Rancière: There is no role of the intellectual in general. There is a political conflict over the very question of the distribution of intelligence. On one side, there are stereotyped roles that suit the scholar or thinker, such as the prince’s advisor, or the voice of resistance to power. But there is no reason to believe that an educated person or academic is more lucid than anyone else about the state of society, nor more resistant to seductions of power. Experience shows us every day that the academy is sensitive to the same movements and countermovements as the rest of society. More profoundly, what is at issue is the idea of a specific class of intelligence that has a role by virtue of its superior capacity. This is what I mean by police: a category that participates in a way of thinking about community in terms of a distributions of functions that involves the place-holding of identities and competencies. The political is a rejection of this distribution of competencies. It is intelligence emerging in unexpected places and unexpected forms. From this starting point, an alternative position of intellectuality can be defined, in which the term “intellectual” designates those who work to assert everyone’s intellectual capacity. The intellectual then becomes a figure who abandons his standard role of running the social system to affirm that he also has something to say about the machine he operates. The intellectual is then also an academic who works to make heard expressions that the machine typically drowns out, and who, more profoundly, constructs a nonhierarchical image of thought by asserting the intellectual capacity of anyone against all privatization of intellectual power. In my modest way, this is what I have always tried to do by crossing the borders meant to separate the domains of the philosopher, historian, sociologist, etc., by addressing texts that would otherwise never enter into dialogue. These include texts such as Plato’s Republic, the manuscripts of a self-taught cabinetmaker, the articles of an extravagant educator on intellectual emancipation, etc.

There is no role for the intellectual or academic. There are only two opposing viewpoints. We start with either equality or inequality, with intelligence as shared or intelligence as a distinct, privatized power.

Cult: And what is the current task of education?

Rancière: Following the same logic, I would say that it is a trap to define a function for education. It is possible to define various policies toward the educational system. A system of education always fulfills a plurality of functions, including the transmission of knowledge, social integration, the reproduction of systems (starting with itself), and even, sometimes, intellectual emancipation. It is a mistake to try to unify them in any direction, or to believe, for example, that the transmission of knowledge automatically results in psychic emancipation, or conversely that the reproductive function of the school precludes emancipation. An egalitarian or emancipatory point of view understands that equality has no social institutions and always works through mechanisms in which it is bound to its opposite.
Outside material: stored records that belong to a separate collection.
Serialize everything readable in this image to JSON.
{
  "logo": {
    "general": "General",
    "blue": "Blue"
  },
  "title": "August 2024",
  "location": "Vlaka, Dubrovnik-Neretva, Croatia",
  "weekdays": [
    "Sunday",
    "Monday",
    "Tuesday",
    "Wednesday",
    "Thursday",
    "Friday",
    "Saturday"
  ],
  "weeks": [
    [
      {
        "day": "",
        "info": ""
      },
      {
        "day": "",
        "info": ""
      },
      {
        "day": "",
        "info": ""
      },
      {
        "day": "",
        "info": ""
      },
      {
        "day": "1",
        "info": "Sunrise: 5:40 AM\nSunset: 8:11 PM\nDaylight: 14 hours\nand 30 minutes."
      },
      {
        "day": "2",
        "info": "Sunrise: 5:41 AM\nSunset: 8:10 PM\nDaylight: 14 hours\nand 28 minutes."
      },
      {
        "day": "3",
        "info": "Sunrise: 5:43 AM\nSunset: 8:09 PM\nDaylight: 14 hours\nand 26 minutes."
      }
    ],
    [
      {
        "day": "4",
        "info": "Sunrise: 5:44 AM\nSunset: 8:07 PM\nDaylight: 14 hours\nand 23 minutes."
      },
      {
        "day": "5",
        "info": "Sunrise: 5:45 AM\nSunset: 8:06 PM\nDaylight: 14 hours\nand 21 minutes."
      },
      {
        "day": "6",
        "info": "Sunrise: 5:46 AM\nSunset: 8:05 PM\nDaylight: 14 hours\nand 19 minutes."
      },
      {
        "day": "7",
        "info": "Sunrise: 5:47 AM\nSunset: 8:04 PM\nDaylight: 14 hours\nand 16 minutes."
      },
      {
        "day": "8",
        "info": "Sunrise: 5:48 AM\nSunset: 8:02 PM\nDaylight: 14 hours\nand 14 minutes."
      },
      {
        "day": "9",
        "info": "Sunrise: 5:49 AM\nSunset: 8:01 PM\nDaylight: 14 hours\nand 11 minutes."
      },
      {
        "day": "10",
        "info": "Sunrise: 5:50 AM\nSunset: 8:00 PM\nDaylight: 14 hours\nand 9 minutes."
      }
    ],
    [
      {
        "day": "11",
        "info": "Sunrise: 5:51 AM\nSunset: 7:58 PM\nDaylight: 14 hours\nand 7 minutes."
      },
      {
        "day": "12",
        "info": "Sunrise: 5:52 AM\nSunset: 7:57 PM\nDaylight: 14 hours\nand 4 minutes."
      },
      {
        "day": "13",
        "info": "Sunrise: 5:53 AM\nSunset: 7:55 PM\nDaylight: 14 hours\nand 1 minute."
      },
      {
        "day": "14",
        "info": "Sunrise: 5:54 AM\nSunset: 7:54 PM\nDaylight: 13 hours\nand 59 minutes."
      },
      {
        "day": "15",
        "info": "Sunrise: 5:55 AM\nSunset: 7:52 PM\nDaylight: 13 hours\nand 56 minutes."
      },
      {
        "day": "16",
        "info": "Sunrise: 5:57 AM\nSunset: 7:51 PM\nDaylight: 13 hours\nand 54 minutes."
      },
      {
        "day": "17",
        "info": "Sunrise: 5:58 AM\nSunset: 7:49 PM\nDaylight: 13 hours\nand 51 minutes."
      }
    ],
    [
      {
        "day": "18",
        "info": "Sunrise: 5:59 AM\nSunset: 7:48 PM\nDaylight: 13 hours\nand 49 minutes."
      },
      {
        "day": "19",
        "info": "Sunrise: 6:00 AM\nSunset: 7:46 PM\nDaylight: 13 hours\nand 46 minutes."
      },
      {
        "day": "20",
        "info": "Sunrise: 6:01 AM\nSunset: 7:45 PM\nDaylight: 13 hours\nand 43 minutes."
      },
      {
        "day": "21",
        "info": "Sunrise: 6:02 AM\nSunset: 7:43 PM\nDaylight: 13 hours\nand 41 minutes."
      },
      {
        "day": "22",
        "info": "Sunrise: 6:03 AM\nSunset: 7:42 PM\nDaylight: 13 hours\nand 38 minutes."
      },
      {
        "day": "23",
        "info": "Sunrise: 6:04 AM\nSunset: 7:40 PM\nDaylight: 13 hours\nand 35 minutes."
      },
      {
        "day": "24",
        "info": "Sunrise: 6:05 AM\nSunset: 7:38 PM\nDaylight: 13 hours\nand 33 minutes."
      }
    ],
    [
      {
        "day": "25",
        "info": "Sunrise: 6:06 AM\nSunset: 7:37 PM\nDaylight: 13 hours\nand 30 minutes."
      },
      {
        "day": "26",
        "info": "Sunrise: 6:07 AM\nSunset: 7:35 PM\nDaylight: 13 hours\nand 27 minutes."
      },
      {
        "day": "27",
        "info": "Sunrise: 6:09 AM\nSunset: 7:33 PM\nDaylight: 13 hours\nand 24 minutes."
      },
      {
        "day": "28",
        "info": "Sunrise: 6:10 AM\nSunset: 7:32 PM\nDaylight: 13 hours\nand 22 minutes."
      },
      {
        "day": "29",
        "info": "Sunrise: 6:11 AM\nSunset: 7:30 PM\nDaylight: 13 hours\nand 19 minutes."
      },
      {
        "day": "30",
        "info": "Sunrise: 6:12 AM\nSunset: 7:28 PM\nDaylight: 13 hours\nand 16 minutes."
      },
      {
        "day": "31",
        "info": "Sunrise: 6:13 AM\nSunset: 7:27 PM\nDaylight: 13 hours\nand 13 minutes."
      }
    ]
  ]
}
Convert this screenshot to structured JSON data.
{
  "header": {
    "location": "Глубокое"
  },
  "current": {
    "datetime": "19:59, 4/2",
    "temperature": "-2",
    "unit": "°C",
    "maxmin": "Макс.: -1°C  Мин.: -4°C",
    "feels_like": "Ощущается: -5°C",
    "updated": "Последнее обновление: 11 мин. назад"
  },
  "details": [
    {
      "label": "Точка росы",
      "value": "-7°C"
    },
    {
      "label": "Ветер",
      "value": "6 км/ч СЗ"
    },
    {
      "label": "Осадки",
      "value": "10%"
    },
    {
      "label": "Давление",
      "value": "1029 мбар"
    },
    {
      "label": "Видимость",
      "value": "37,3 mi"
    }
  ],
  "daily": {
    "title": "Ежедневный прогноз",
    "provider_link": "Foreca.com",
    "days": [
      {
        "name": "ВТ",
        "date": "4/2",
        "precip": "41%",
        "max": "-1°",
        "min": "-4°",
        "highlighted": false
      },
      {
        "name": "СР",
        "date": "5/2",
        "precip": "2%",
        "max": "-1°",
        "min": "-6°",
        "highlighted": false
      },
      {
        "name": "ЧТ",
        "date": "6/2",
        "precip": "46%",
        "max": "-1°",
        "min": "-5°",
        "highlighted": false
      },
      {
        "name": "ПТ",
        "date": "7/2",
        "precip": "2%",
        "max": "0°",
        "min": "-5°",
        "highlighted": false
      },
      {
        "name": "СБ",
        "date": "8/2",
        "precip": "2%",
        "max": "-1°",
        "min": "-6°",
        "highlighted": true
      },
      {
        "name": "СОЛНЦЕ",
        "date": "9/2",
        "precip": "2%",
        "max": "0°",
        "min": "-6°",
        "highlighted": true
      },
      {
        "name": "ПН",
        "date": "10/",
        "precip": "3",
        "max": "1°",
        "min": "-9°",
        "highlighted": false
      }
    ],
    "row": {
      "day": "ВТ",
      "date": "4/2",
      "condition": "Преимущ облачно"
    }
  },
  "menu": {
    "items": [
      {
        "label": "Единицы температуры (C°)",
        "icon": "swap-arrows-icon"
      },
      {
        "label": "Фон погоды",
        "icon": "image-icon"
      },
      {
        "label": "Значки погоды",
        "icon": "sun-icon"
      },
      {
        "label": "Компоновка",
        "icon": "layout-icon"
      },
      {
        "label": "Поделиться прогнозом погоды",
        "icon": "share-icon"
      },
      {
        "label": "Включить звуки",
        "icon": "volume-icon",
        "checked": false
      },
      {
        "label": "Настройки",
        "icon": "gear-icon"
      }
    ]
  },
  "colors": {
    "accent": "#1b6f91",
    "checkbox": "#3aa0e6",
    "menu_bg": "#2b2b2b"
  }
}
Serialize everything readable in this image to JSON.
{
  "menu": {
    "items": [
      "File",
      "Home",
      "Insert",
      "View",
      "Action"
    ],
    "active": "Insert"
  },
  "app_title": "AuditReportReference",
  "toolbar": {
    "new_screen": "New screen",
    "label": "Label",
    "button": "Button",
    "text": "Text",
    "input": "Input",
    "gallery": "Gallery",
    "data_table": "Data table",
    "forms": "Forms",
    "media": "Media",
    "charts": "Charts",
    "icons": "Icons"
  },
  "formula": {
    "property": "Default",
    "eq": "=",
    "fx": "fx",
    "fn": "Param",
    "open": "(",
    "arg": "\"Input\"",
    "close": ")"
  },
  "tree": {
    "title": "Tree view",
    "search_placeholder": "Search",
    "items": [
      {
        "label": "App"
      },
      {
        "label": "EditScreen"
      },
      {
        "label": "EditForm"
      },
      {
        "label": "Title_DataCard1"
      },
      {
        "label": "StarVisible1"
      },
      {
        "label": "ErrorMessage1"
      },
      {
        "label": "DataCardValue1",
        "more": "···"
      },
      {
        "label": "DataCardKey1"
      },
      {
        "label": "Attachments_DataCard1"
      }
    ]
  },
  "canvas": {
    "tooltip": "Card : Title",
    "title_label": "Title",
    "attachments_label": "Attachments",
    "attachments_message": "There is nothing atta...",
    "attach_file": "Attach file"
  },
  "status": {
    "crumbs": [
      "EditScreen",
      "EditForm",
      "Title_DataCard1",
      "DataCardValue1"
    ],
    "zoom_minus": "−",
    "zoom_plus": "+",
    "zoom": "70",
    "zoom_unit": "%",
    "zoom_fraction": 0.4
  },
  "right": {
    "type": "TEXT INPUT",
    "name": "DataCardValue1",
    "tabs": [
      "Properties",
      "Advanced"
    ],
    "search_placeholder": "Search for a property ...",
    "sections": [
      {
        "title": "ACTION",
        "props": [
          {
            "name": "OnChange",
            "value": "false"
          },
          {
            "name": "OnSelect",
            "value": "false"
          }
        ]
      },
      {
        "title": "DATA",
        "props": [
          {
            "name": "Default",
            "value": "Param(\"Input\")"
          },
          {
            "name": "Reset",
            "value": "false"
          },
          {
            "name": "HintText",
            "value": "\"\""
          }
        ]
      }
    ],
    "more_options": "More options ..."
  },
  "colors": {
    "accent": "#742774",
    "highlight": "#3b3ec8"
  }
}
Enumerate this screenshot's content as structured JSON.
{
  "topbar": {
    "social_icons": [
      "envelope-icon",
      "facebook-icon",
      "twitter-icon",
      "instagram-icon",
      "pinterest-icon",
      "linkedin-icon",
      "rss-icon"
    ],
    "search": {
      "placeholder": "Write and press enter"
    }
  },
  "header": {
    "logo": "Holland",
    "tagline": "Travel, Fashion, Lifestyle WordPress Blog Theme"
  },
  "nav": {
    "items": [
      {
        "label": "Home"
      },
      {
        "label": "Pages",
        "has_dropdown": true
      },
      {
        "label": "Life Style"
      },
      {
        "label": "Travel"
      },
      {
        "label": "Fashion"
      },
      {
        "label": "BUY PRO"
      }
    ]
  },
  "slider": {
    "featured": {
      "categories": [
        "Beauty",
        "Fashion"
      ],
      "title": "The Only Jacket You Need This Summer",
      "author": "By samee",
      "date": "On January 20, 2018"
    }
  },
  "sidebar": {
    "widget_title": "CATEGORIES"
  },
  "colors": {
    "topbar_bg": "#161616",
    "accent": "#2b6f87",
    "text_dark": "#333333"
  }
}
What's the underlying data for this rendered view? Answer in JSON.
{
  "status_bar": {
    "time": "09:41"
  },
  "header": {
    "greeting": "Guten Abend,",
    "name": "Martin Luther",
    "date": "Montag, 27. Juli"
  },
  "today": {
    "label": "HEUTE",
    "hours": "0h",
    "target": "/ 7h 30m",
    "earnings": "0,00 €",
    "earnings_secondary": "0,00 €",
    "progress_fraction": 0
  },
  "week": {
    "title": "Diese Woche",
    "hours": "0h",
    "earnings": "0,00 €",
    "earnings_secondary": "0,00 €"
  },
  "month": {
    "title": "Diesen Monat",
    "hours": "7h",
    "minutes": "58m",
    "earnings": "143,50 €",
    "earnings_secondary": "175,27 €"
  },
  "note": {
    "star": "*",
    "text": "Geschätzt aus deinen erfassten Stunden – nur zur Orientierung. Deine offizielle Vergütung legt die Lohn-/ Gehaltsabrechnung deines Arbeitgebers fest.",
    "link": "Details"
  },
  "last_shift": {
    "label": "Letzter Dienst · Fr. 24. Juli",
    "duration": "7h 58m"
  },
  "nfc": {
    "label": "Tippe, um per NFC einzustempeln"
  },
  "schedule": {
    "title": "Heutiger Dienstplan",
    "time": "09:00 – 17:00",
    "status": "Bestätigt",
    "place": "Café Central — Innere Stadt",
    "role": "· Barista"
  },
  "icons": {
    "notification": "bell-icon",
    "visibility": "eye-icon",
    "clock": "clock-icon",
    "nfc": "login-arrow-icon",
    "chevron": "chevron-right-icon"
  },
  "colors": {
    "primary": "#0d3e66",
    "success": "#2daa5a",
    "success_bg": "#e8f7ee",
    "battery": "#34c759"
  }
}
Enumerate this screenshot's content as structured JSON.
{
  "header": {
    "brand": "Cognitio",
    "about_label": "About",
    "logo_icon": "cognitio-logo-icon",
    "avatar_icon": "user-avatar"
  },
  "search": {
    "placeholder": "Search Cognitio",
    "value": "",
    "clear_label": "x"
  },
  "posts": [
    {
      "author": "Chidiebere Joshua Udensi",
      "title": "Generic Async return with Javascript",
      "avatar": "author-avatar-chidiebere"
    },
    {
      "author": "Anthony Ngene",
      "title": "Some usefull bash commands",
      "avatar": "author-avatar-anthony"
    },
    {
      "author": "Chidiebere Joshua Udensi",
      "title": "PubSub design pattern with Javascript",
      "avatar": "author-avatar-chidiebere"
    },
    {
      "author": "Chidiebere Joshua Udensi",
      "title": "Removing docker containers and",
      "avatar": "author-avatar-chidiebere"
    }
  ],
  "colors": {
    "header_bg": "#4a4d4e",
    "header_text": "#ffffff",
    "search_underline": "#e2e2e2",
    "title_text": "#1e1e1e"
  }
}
A teacher is part of the reproduction of the university and social system. This does not prevent him from working, if he wishes, to support forms of intellectual equality. But this requires that he distinguishes his function. A teacher is not the same thing as a scholar. A scholar is not the same thing as a citizen. One can certainly be all three things at the same time, but attempts to unify them under a single logic—defining oneself, for example, as someone who trains citizens by transmitting knowledge—will always lean towards the dominant social fiction.